ECLI:NL:OGEAA:2016:745
Gerecht in Eerste Aanleg van Aruba
- Eerste aanleg - enkelvoudig
- W.J. Noordhuizen
- Rechtspraak.nl
Verdeling onroerende zaak in het kader van huwelijksgoederengemeenschap
In deze zaak, die diende voor het Gerecht in Eerste Aanleg van Aruba, betreft het een geschil tussen twee ex-echtgenoten over de verdeling van onroerend goed dat behoort tot hun ontbonden huwelijksgoederengemeenschap. De procedure begon met een tussenvonnis op 30 maart 2016, waarin een deskundigenbericht werd gelast en beide partijen werd opgedragen om een voorschot te betalen voor de deskundige. Echter, op de rolzitting van 29 juni 2016 bleek dat geen van beide partijen hun helft van het voorschot had betaald, wat leidde tot de conclusie dat de vordering als onvoldoende weersproken voor toewijzing in aanmerking kwam.

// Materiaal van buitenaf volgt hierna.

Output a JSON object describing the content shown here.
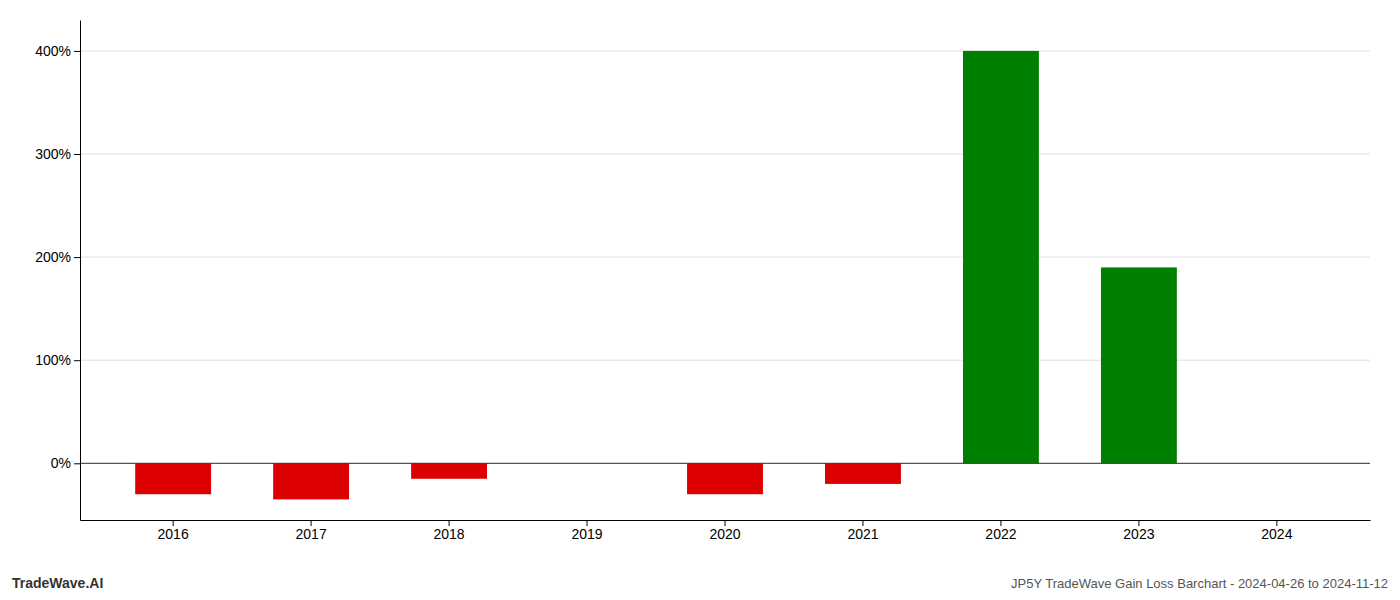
{
  "chart_data": {
    "type": "bar",
    "title": "JP5Y TradeWave Gain Loss Barchart - 2024-04-26 to 2024-11-12",
    "annotations": [
      "TradeWave.AI"
    ],
    "categories": [
      "2016",
      "2017",
      "2018",
      "2019",
      "2020",
      "2021",
      "2022",
      "2023",
      "2024"
    ],
    "values": [
      -30,
      -35,
      -15,
      0,
      -30,
      -20,
      400,
      190,
      0
    ],
    "colors": [
      "#dd0000",
      "#dd0000",
      "#dd0000",
      null,
      "#dd0000",
      "#dd0000",
      "#008000",
      "#008000",
      null
    ],
    "ylim": [
      -55,
      430
    ],
    "yticks": [
      {
        "value": 0,
        "label": "0%"
      },
      {
        "value": 100,
        "label": "100%"
      },
      {
        "value": 200,
        "label": "200%"
      },
      {
        "value": 300,
        "label": "300%"
      },
      {
        "value": 400,
        "label": "400%"
      }
    ],
    "grid": true
  }
}
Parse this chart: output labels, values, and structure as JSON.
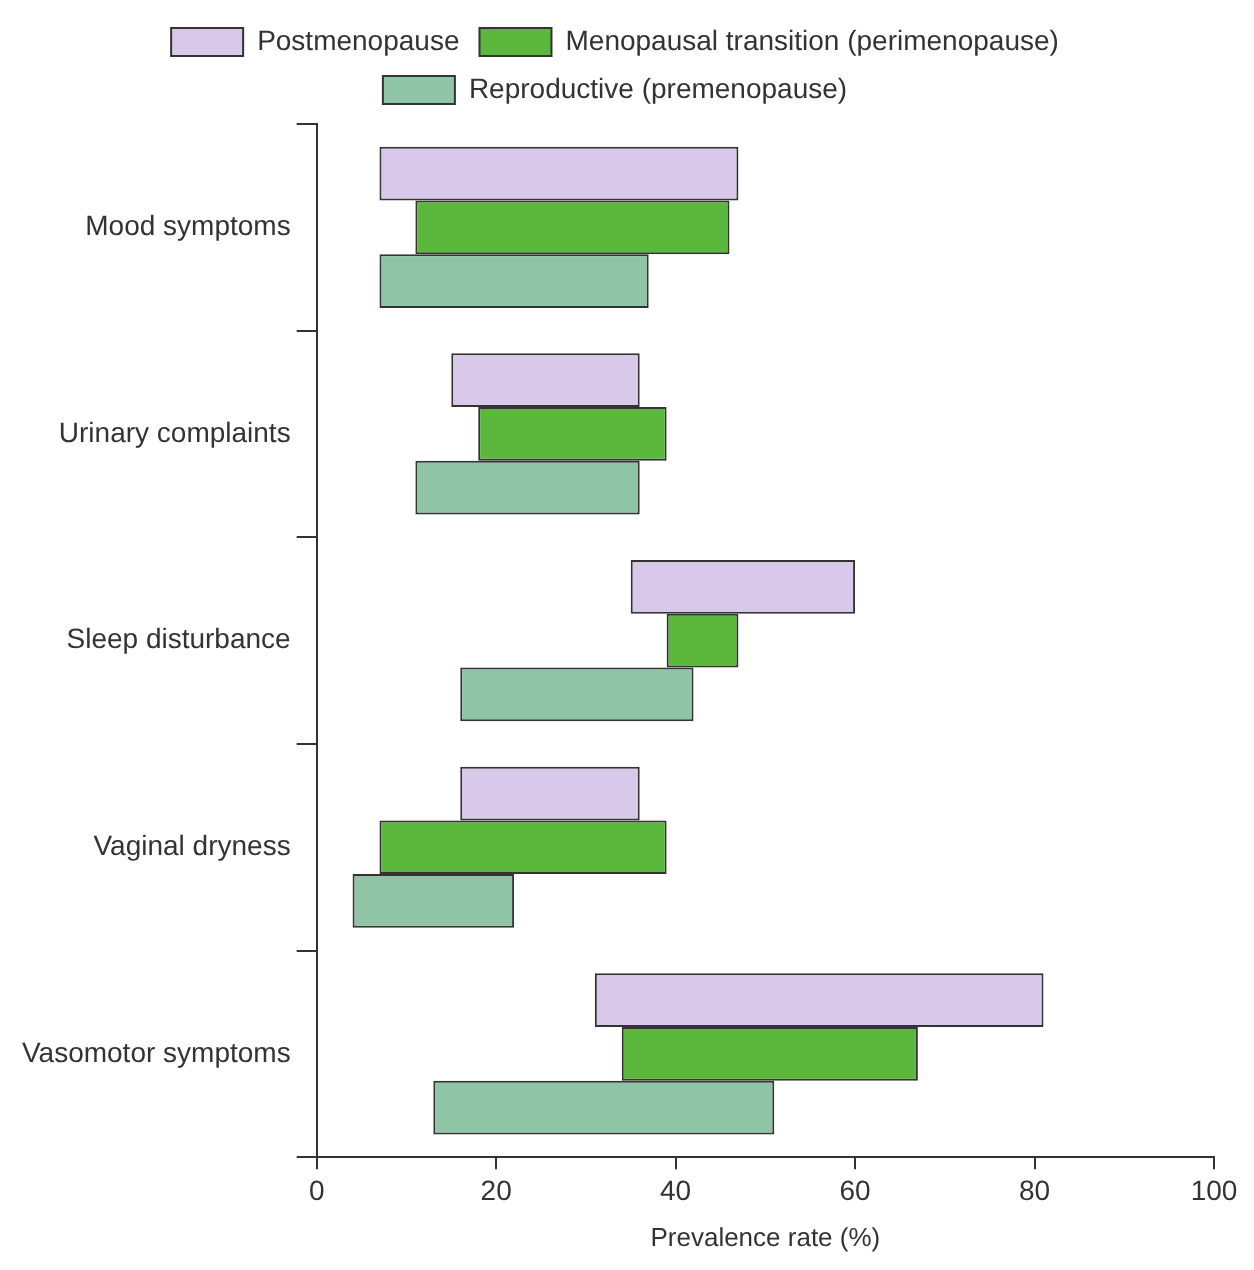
{
  "chart_data": {
    "type": "bar",
    "orientation": "horizontal",
    "xlabel": "Prevalence rate (%)",
    "categories": [
      "Mood symptoms",
      "Urinary complaints",
      "Sleep disturbance",
      "Vaginal dryness",
      "Vasomotor symptoms"
    ],
    "series": [
      {
        "name": "Postmenopause",
        "color": "#d8c8ea",
        "base": [
          7,
          15,
          35,
          16,
          31
        ],
        "values": [
          40,
          21,
          25,
          20,
          50
        ]
      },
      {
        "name": "Menopausal transition (perimenopause)",
        "color": "#5cb83c",
        "base": [
          11,
          18,
          39,
          7,
          34
        ],
        "values": [
          35,
          21,
          8,
          32,
          33
        ]
      },
      {
        "name": "Reproductive (premenopause)",
        "color": "#8fc4a6",
        "base": [
          7,
          11,
          16,
          4,
          13
        ],
        "values": [
          30,
          25,
          26,
          18,
          38
        ]
      }
    ],
    "xlim": [
      0,
      100
    ],
    "xticks": [
      0,
      20,
      40,
      60,
      80,
      100
    ],
    "grid": false,
    "legend": "top"
  }
}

De rechter oordeelde dat de verdeling van de onroerende zaak, die al bevolen was in een eerdere beschikking van 12 februari 2002, nu kon worden uitgevoerd. De uitspraak hield in dat [gedaagde] het perceel eigendomsgrond met daarop een opstal van 588 m2 toegewezen kreeg, onder de verplichting om aan [eiser] een bedrag van Afl. 90.000,- te betalen wegens overbedeling. Tevens werd bepaald dat, indien [gedaagde] niet meewerkt aan de verdeling, dit vonnis in de plaats treedt van een wettige akte tot verdeling.
Daarnaast werd [gedaagde] veroordeeld om aan [eiser] een gebruiksvergoeding van Afl. 375,- per maand te betalen, vanaf de datum van het inleidend verzoek tot de dag waarop de woning kadastraal ten name van [gedaagde] is gesteld. De proceskosten werden gecompenseerd, zodat iedere partij de eigen kosten draagt. Dit vonnis werd uitgesproken op 26 oktober 2016 in aanwezigheid van de griffier.